Sarà una tornata elettorale incentrata su una grande novità politica
per la Comunità di Poggiardo e di Vaste: il confronto “Astore -
Gianfreda”. Un confronto che vedrà impegnata una nuova classe
dirigente che si “propone” alla guida del nostro Comune. Da anni si
sentiva la necessità di un rinnovamento profondo del nostro modo di
intendere la politica ed eccoci accontentati: sarà ardua la scelta
dinnanzi a uno scenario mutato dal profondo.

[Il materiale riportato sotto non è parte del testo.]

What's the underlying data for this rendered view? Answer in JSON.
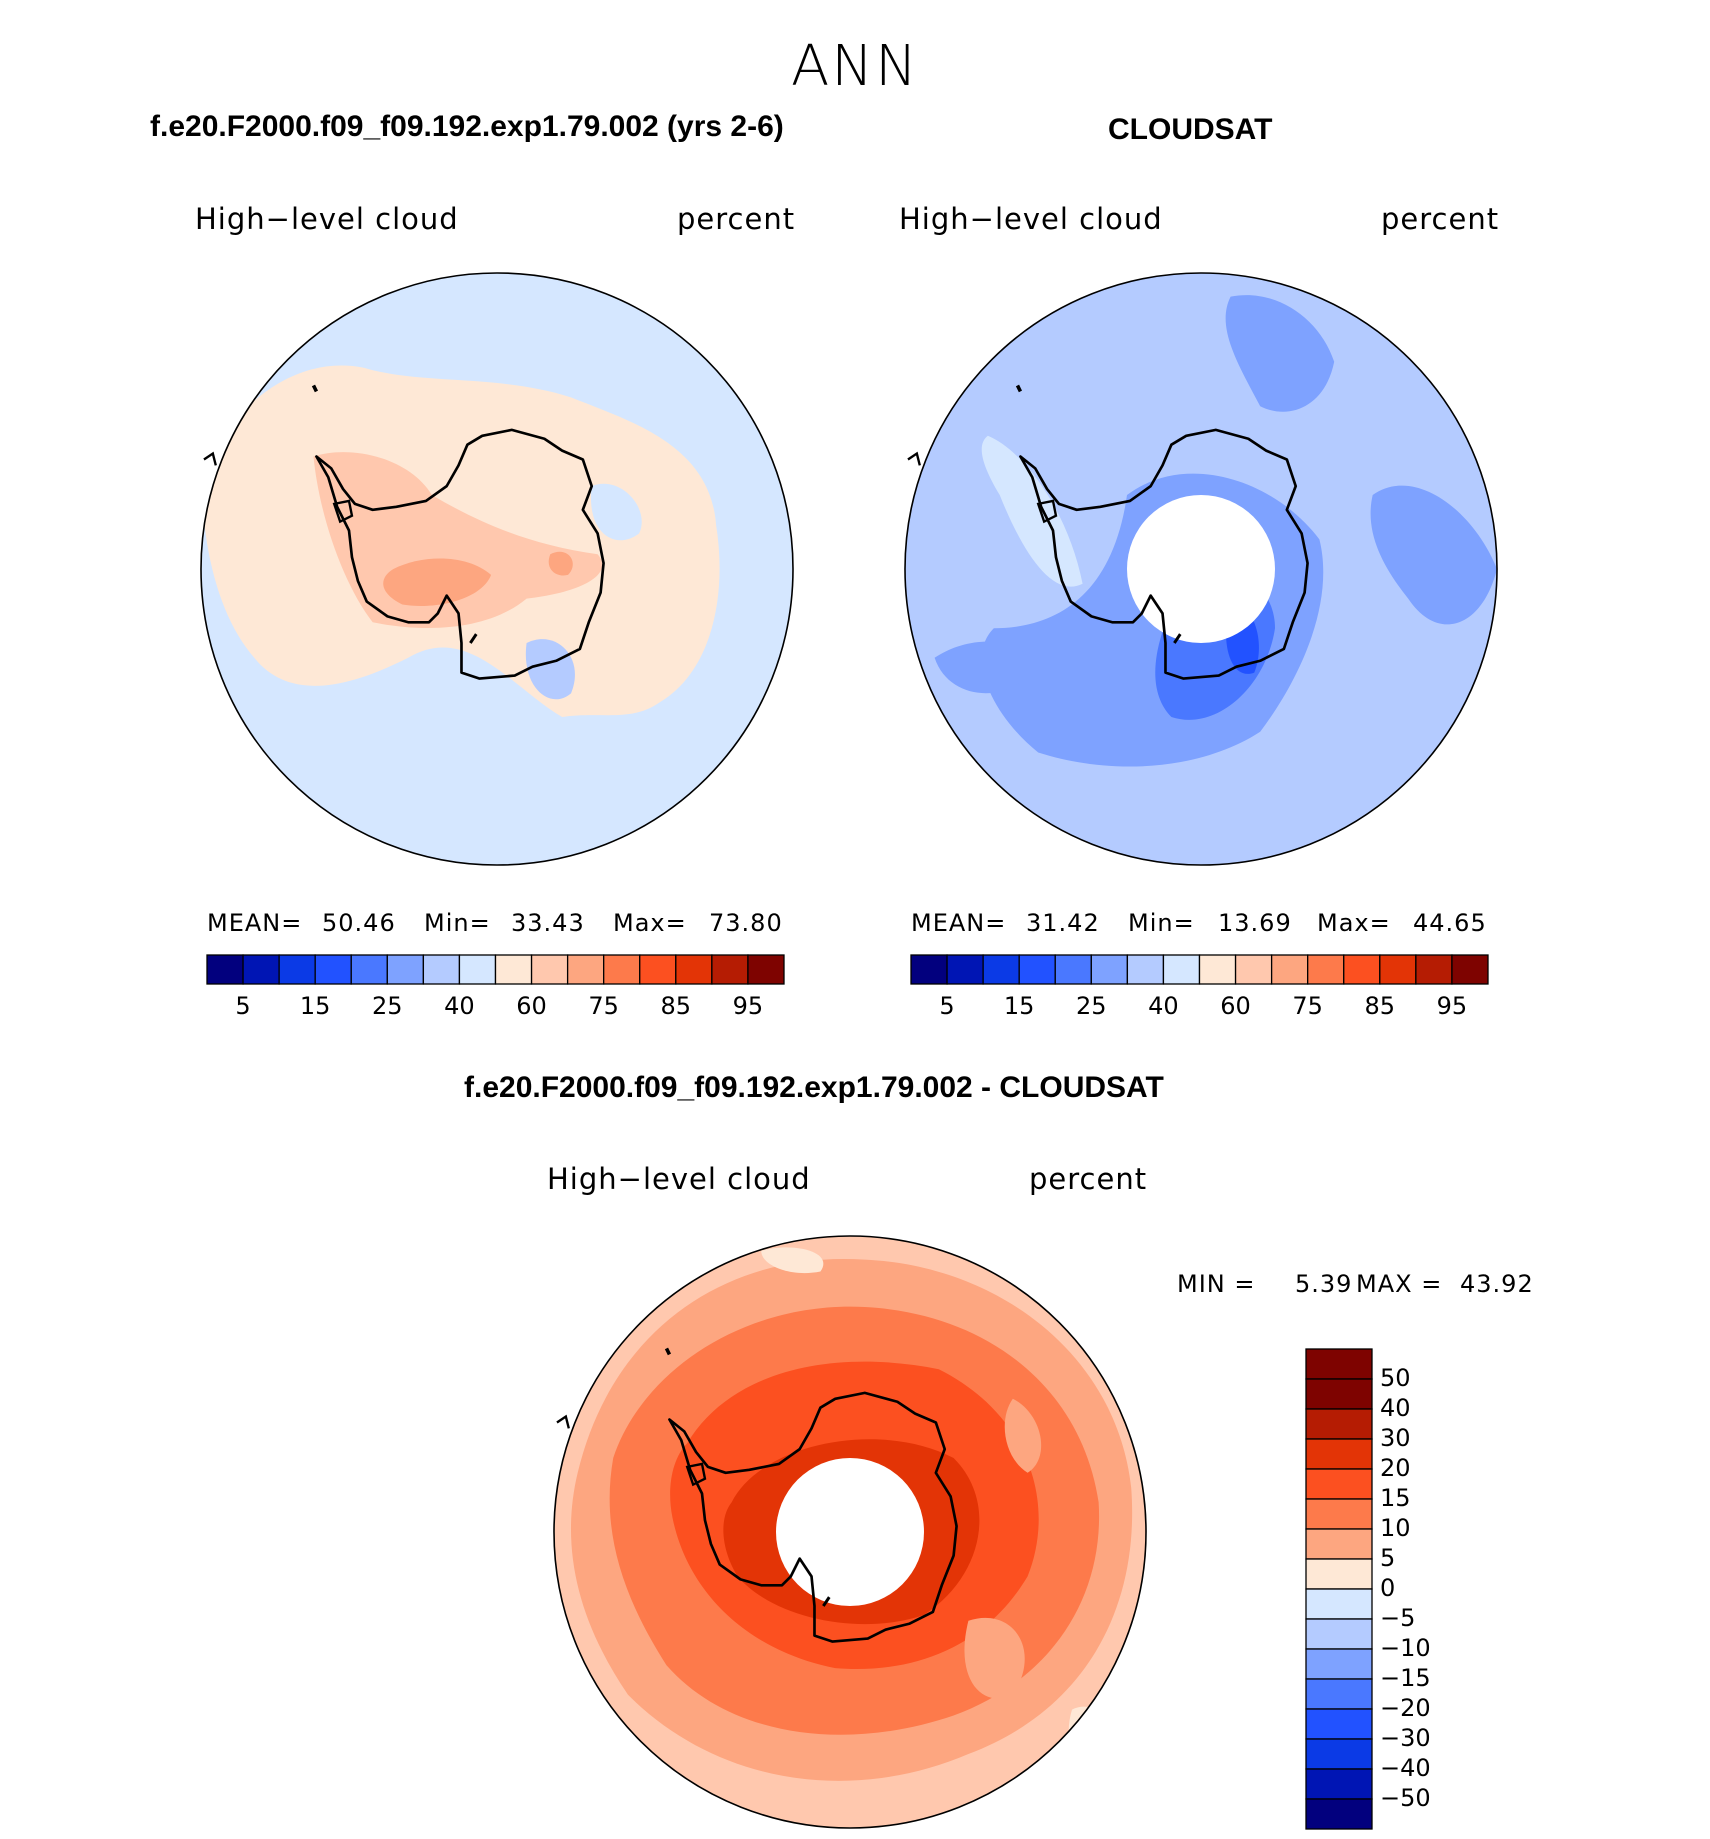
{
  "title": "ANN",
  "panel1": {
    "title": "f.e20.F2000.f09_f09.192.exp1.79.002 (yrs 2-6)",
    "variable": "High−level cloud",
    "units": "percent",
    "stats": {
      "mean_label": "MEAN=",
      "mean": "50.46",
      "min_label": "Min=",
      "min": "33.43",
      "max_label": "Max=",
      "max": "73.80"
    }
  },
  "panel2": {
    "title": "CLOUDSAT",
    "variable": "High−level cloud",
    "units": "percent",
    "stats": {
      "mean_label": "MEAN=",
      "mean": "31.42",
      "min_label": "Min=",
      "min": "13.69",
      "max_label": "Max=",
      "max": "44.65"
    }
  },
  "panel3": {
    "title": "f.e20.F2000.f09_f09.192.exp1.79.002 - CLOUDSAT",
    "variable": "High−level cloud",
    "units": "percent",
    "minmax": {
      "min_label": "MIN =",
      "min": "5.39",
      "max_label": "MAX =",
      "max": "43.92"
    }
  },
  "colorbar_top": {
    "colors": [
      "#02007e",
      "#0015b4",
      "#0b3ae6",
      "#2252ff",
      "#4a78ff",
      "#7ea2ff",
      "#b4cbff",
      "#d5e7ff",
      "#fee8d6",
      "#ffc8ae",
      "#fda680",
      "#fd7a4b",
      "#fc5020",
      "#e33406",
      "#b51c03",
      "#7e0300"
    ],
    "labels": [
      "5",
      "15",
      "25",
      "40",
      "60",
      "75",
      "85",
      "95"
    ]
  },
  "colorbar_diff": {
    "colors": [
      "#7e0300",
      "#b51c03",
      "#e33406",
      "#fc5020",
      "#fd7a4b",
      "#fda680",
      "#fee8d6",
      "#d5e7ff",
      "#b4cbff",
      "#7ea2ff",
      "#4a78ff",
      "#2252ff",
      "#0b3ae6",
      "#0015b4",
      "#02007e"
    ],
    "labels": [
      "50",
      "40",
      "30",
      "20",
      "15",
      "10",
      "5",
      "0",
      "−5",
      "−10",
      "−15",
      "−20",
      "−30",
      "−40",
      "−50"
    ]
  }
}
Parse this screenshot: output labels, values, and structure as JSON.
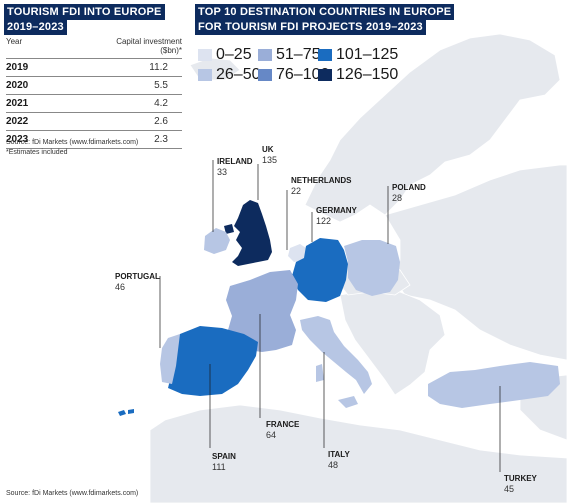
{
  "left_title_lines": [
    "TOURISM FDI INTO EUROPE",
    "2019–2023"
  ],
  "table": {
    "col_year": "Year",
    "col_value_lines": [
      "Capital investment",
      "($bn)*"
    ],
    "rows": [
      {
        "year": "2019",
        "value": "11.2"
      },
      {
        "year": "2020",
        "value": "5.5"
      },
      {
        "year": "2021",
        "value": "4.2"
      },
      {
        "year": "2022",
        "value": "2.6"
      },
      {
        "year": "2023",
        "value": "2.3"
      }
    ]
  },
  "table_source": "Source: fDi Markets (www.fdimarkets.com)",
  "table_note": "*Estimates included",
  "map_title_lines": [
    "TOP 10 DESTINATION COUNTRIES IN EUROPE",
    "FOR TOURISM FDI PROJECTS 2019–2023"
  ],
  "legend": [
    {
      "label": "0–25",
      "color": "#dde3f0"
    },
    {
      "label": "26–50",
      "color": "#b7c6e4"
    },
    {
      "label": "51–75",
      "color": "#9aaed8"
    },
    {
      "label": "76–100",
      "color": "#6688c6"
    },
    {
      "label": "101–125",
      "color": "#1a6cc0"
    },
    {
      "label": "126–150",
      "color": "#0d2b5e"
    }
  ],
  "countries": [
    {
      "name": "UK",
      "value": "135"
    },
    {
      "name": "IRELAND",
      "value": "33"
    },
    {
      "name": "NETHERLANDS",
      "value": "22"
    },
    {
      "name": "GERMANY",
      "value": "122"
    },
    {
      "name": "POLAND",
      "value": "28"
    },
    {
      "name": "PORTUGAL",
      "value": "46"
    },
    {
      "name": "FRANCE",
      "value": "64"
    },
    {
      "name": "SPAIN",
      "value": "111"
    },
    {
      "name": "ITALY",
      "value": "48"
    },
    {
      "name": "TURKEY",
      "value": "45"
    }
  ],
  "map_source": "Source: fDi Markets (www.fdimarkets.com)"
}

In verità si dice che potrebbero anche esserci ulteriori forze
(anch’esse nuove nel panorama politico poggiardese), orientate a dar
battaglia in un contesto tutto proteso, come abbiamo detto, ad un
cambiamento radicale. Si “vocifera” di possibili alleanze (anche
questa sarebbe una grande novità!) tra forze organiche al
Centrodestra con forze altrettanto organiche al Centrosinistra. Si
sa, però, che a livello locale, pur di prendere un posto o di
conservarlo, qualunque minestrone è consentito. Siamo abituati a
tutto e, nell’ultimo decennio, ne abbiamo viste e sentite di tutti i
colori. Di questo, comunque, paleremo prossimamente con dovizia di
particolari, riportando testualmente alcuni esempi di coerenza di un
passato piuttosto recente.
Mai stemma, per il quale, tra l’altro, si è riusciti a “imbastire”
una patetica querelle cromatica, è più azzeccato per meglio
descrivere il nostro essere. Un bue!!!
Dicevamo del preannunciato confronto a due che, inevitabilmente,
sarà destinato, per l’ennesima volta, qualunque sarà il risultato
finale, a perpetrare la situazione di perenne declino del nostro
Comune. Essendo privi, però, della voglia di confronto con altre
realtà circostanti continuiamo ad adottare il solito comportamento
presuntuoso ed arrogante che ci contraddistingue nel panorama
salentino. E qui riprendiamo seriamente la nostra analisi.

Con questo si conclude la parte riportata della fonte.